I had mixed feelings about The Nest. That is one of the books that has been hyped everywhere I look. I was on two different library waiting lists. One of them, I'm number 48 out of at least 96 other requests. But I happened to be *in* the library the other day, and The Nest was proudly standing stock still in the "Lucky Day" section. I snatched it up, brought it home, and started reading as soon as I could. The writing was fine, and the characters have a lot of different personality quirks and interests. I kept getting this nagging feeling that it was sort of a typical Manhattan-family story about a group of family members who are plagued by wealth or the lack thereof. Each of the family members has a different relationship to money and the importance/influence it has on their life. They have all sort of been in a holding pattern, waiting to see the day when they'd get their inheritance. It felt like even though they were adults, none of them had fully grown up. The stories in the book seemed like they took a long time to unfurl. There were a lot of characters and interactions between them. But then, the last forty or so pages, everything just sort of wraps up in a tidy ending... but the action is lost, and there is just telling about each character as the book comes to a close. It put me in mind of a movie or tv show where the last couple of minutes is a montage that has fast forwarded and showed how everyone ended up. So I felt a little bit disappointed. I ended up feeling like I wanted more or that the ending was sort of an easy out or the novel would have dragged on for awhile longer. The climax of the book just wasn't really there for me or felt a little shallow. It was a good quick summer read, but ultimately, I felt disappointed.

On the flip side, I read a book from NetGalley, called The Summer That Melted Everything. I had heard no hype about this book. I hadn't seen any reviews of it or even heard of the title before. But after reading the description, I thought it sounded mildly entertaining. I almost expected it to be humorous. But wow... was I wrong. This was a powerful book, so beautifully written, that is made me wish I could have written it.

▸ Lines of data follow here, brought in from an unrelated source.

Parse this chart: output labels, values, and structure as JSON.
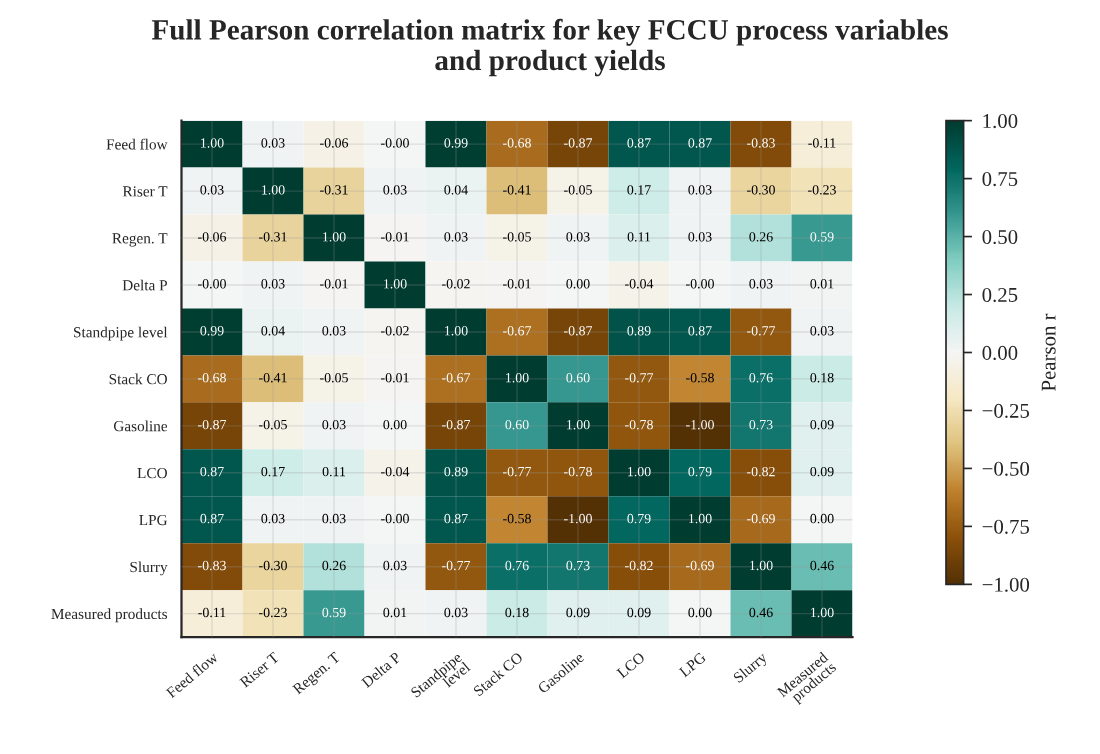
{
  "chart_data": {
    "type": "heatmap",
    "title": "Full Pearson correlation matrix for key FCCU process variables\nand product yields",
    "categories": [
      "Feed flow",
      "Riser T",
      "Regen. T",
      "Delta P",
      "Standpipe\nlevel",
      "Stack CO",
      "Gasoline",
      "LCO",
      "LPG",
      "Slurry",
      "Measured\nproducts"
    ],
    "y_categories": [
      "Feed flow",
      "Riser T",
      "Regen. T",
      "Delta P",
      "Standpipe level",
      "Stack CO",
      "Gasoline",
      "LCO",
      "LPG",
      "Slurry",
      "Measured products"
    ],
    "cells": [
      [
        1.0,
        0.03,
        -0.06,
        0.0,
        0.99,
        -0.68,
        -0.87,
        0.87,
        0.87,
        -0.83,
        -0.11
      ],
      [
        0.03,
        1.0,
        -0.31,
        0.03,
        0.04,
        -0.41,
        -0.05,
        0.17,
        0.03,
        -0.3,
        -0.23
      ],
      [
        -0.06,
        -0.31,
        1.0,
        -0.01,
        0.03,
        -0.05,
        0.03,
        0.11,
        0.03,
        0.26,
        0.59
      ],
      [
        0.0,
        0.03,
        -0.01,
        1.0,
        -0.02,
        -0.01,
        0.0,
        -0.04,
        0.0,
        0.03,
        0.01
      ],
      [
        0.99,
        0.04,
        0.03,
        -0.02,
        1.0,
        -0.67,
        -0.87,
        0.89,
        0.87,
        -0.77,
        0.03
      ],
      [
        -0.68,
        -0.41,
        -0.05,
        -0.01,
        -0.67,
        1.0,
        0.6,
        -0.77,
        -0.58,
        0.76,
        0.18
      ],
      [
        -0.87,
        -0.05,
        0.03,
        0.0,
        -0.87,
        0.6,
        1.0,
        -0.78,
        -1.0,
        0.73,
        0.09
      ],
      [
        0.87,
        0.17,
        0.11,
        -0.04,
        0.89,
        -0.77,
        -0.78,
        1.0,
        0.79,
        -0.82,
        0.09
      ],
      [
        0.87,
        0.03,
        0.03,
        0.0,
        0.87,
        -0.58,
        -1.0,
        0.79,
        1.0,
        -0.69,
        0.0
      ],
      [
        -0.83,
        -0.3,
        0.26,
        0.03,
        -0.77,
        0.76,
        0.73,
        -0.82,
        -0.69,
        1.0,
        0.46
      ],
      [
        -0.11,
        -0.23,
        0.59,
        0.01,
        0.03,
        0.18,
        0.09,
        0.09,
        0.0,
        0.46,
        1.0
      ]
    ],
    "cell_labels": [
      [
        "1.00",
        "0.03",
        "-0.06",
        "-0.00",
        "0.99",
        "-0.68",
        "-0.87",
        "0.87",
        "0.87",
        "-0.83",
        "-0.11"
      ],
      [
        "0.03",
        "1.00",
        "-0.31",
        "0.03",
        "0.04",
        "-0.41",
        "-0.05",
        "0.17",
        "0.03",
        "-0.30",
        "-0.23"
      ],
      [
        "-0.06",
        "-0.31",
        "1.00",
        "-0.01",
        "0.03",
        "-0.05",
        "0.03",
        "0.11",
        "0.03",
        "0.26",
        "0.59"
      ],
      [
        "-0.00",
        "0.03",
        "-0.01",
        "1.00",
        "-0.02",
        "-0.01",
        "0.00",
        "-0.04",
        "-0.00",
        "0.03",
        "0.01"
      ],
      [
        "0.99",
        "0.04",
        "0.03",
        "-0.02",
        "1.00",
        "-0.67",
        "-0.87",
        "0.89",
        "0.87",
        "-0.77",
        "0.03"
      ],
      [
        "-0.68",
        "-0.41",
        "-0.05",
        "-0.01",
        "-0.67",
        "1.00",
        "0.60",
        "-0.77",
        "-0.58",
        "0.76",
        "0.18"
      ],
      [
        "-0.87",
        "-0.05",
        "0.03",
        "0.00",
        "-0.87",
        "0.60",
        "1.00",
        "-0.78",
        "-1.00",
        "0.73",
        "0.09"
      ],
      [
        "0.87",
        "0.17",
        "0.11",
        "-0.04",
        "0.89",
        "-0.77",
        "-0.78",
        "1.00",
        "0.79",
        "-0.82",
        "0.09"
      ],
      [
        "0.87",
        "0.03",
        "0.03",
        "-0.00",
        "0.87",
        "-0.58",
        "-1.00",
        "0.79",
        "1.00",
        "-0.69",
        "0.00"
      ],
      [
        "-0.83",
        "-0.30",
        "0.26",
        "0.03",
        "-0.77",
        "0.76",
        "0.73",
        "-0.82",
        "-0.69",
        "1.00",
        "0.46"
      ],
      [
        "-0.11",
        "-0.23",
        "0.59",
        "0.01",
        "0.03",
        "0.18",
        "0.09",
        "0.09",
        "0.00",
        "0.46",
        "1.00"
      ]
    ],
    "clim": [
      -1.0,
      1.0
    ],
    "cticks": [
      {
        "value": -1.0,
        "label": "−1.00"
      },
      {
        "value": -0.75,
        "label": "−0.75"
      },
      {
        "value": -0.5,
        "label": "−0.50"
      },
      {
        "value": -0.25,
        "label": "−0.25"
      },
      {
        "value": 0.0,
        "label": "0.00"
      },
      {
        "value": 0.25,
        "label": "0.25"
      },
      {
        "value": 0.5,
        "label": "0.50"
      },
      {
        "value": 0.75,
        "label": "0.75"
      },
      {
        "value": 1.0,
        "label": "1.00"
      }
    ],
    "clabel": "Pearson r",
    "grid": true
  }
}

The language is dreamy and there is a certain rhythm to the words and phrases that adds to that feeling. It is mesmerizing, and it is definitely a book that will stay with me for a very long time. The characters are odd and have quirks like others in a small community, but the writing, scenes and situations are rich and almost have a mysterious/mystical quality to them. Unlike a shallow motivation surrounding money, this book deals with unbelievable tragedy in unusual ways.

Both books have a character coming to terms with being gay. Both have tragedy/loss, but The Nest sort of glosses over it like it isn't as important as the family coming to terms with their ideas of betrayal and financial hardship. The Summer That Melted Everything deals with a lot of darkness and pain, and you feel every bit of it.

Obviously The Summer That Melted Everything isn't a typical mainstream novel, but it is a shame that it won't be seen that way. It should receive the hype and the popularity and have people wait-listing to get it at the library.

Get the book as soon as its released. Read it. Savor it. Cry in the parts that will make you cry. Feel the rage. Let the book carry you on its emotional tidal wave. Let it become part of you. You won't regret it.